Другой случай касался помещика Таврической губернии Нестерова (в архивном деле фамилия помещика Нестроев), который «насильственно растлил двух несовершеннолетних крестьянок своих и одну из них наказывал за несогласие продолжать с ним незаконную связь»[88].
Таврическому гражданскому губернатору было поручено информировать о ходе следствия. В результате выяснилось, что еще в 1839 г. он «лишил девства» пятнадцатилетнюю дочь крестьянина Нестеренкова Авдотью и имел с нею связь в течение трех лет, а в августе 1843 г. растлил 15-летнюю дочь крестьянина Мазниченка Пелагею, с матерью которой имел связь вскоре после ее замужества, и что «10 декабря, пьянствуя с тремя работниками, заставлял Пелагею и также 15-летнюю Агафью Мамаенкову пить вместе с ними, потом изнасиловал обеих и, наконец, двенадцатилетней Елене Нестеренковой за объявление о том жене его отрезал столовым ножом косу и изранил голову»[89]. Кроме того, опрошенные крестьяне дали показания о том, что он привлекал к работам «с женами и детьми ежедневно, часто наказывает без вины и не дает ни продовольствия, ни одежды»[90]. Наемные работники не подтвердили показания крестьян.
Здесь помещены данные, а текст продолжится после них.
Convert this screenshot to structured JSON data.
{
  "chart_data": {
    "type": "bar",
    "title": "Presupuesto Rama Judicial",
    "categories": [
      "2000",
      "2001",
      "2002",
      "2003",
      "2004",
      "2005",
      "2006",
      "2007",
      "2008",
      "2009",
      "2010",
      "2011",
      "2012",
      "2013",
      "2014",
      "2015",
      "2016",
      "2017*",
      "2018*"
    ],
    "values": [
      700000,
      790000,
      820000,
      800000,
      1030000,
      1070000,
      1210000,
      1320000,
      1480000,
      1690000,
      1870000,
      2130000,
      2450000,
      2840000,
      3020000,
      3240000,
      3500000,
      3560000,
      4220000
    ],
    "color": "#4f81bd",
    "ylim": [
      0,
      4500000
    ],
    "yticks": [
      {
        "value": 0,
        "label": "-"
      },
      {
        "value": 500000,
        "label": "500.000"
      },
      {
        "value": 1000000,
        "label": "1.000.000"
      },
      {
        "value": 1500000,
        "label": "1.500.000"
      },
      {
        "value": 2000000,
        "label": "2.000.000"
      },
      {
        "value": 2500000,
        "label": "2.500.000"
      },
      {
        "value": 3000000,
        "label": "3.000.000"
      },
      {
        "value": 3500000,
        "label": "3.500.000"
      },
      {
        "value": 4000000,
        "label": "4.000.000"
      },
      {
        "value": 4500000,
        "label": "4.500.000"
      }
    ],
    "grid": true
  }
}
Другие свидетели отмечали, что «Нестроев ведет себя неприлично только изредка, в нетрезвом виде, но в прочем обходится с крестьянами кротко и содержит их хорошо». После непосредственного осмотра поместья было установлено: «Крестьяне найдены действительно в весьма хорошем положении и, по-видимому, угнетаются только развратными поступками владельца»[91].
За поведением помещика был учрежден надзор, а имение его взято в опекунское управление.
Власть в отдельных случаях демонстрировала настойчивость в доведении дел, связанных с насилием, до конца. В отчетах за 1848 и 1849 гг. указывалось на обвинение волынского помещика Загурского в изнасиловании несовершеннолетней крестьянки Мудраковой, которая впоследствии умерла. Генерал-губернатор Д. Г. Бибиков докладывал государю, что Загурский «хотя не уличен в этом преступлении, но известен с неблаговидной стороны по многим следствиями судебным о нем делам»[92]. Высочайшее повеление «непременно дойти до истины» шеф жандармов довел до сведения министра внутренних дел.
Помещики использовали связи, влияние, угрозы, деньги, чтобы затянуть следствие и избежать ответственности.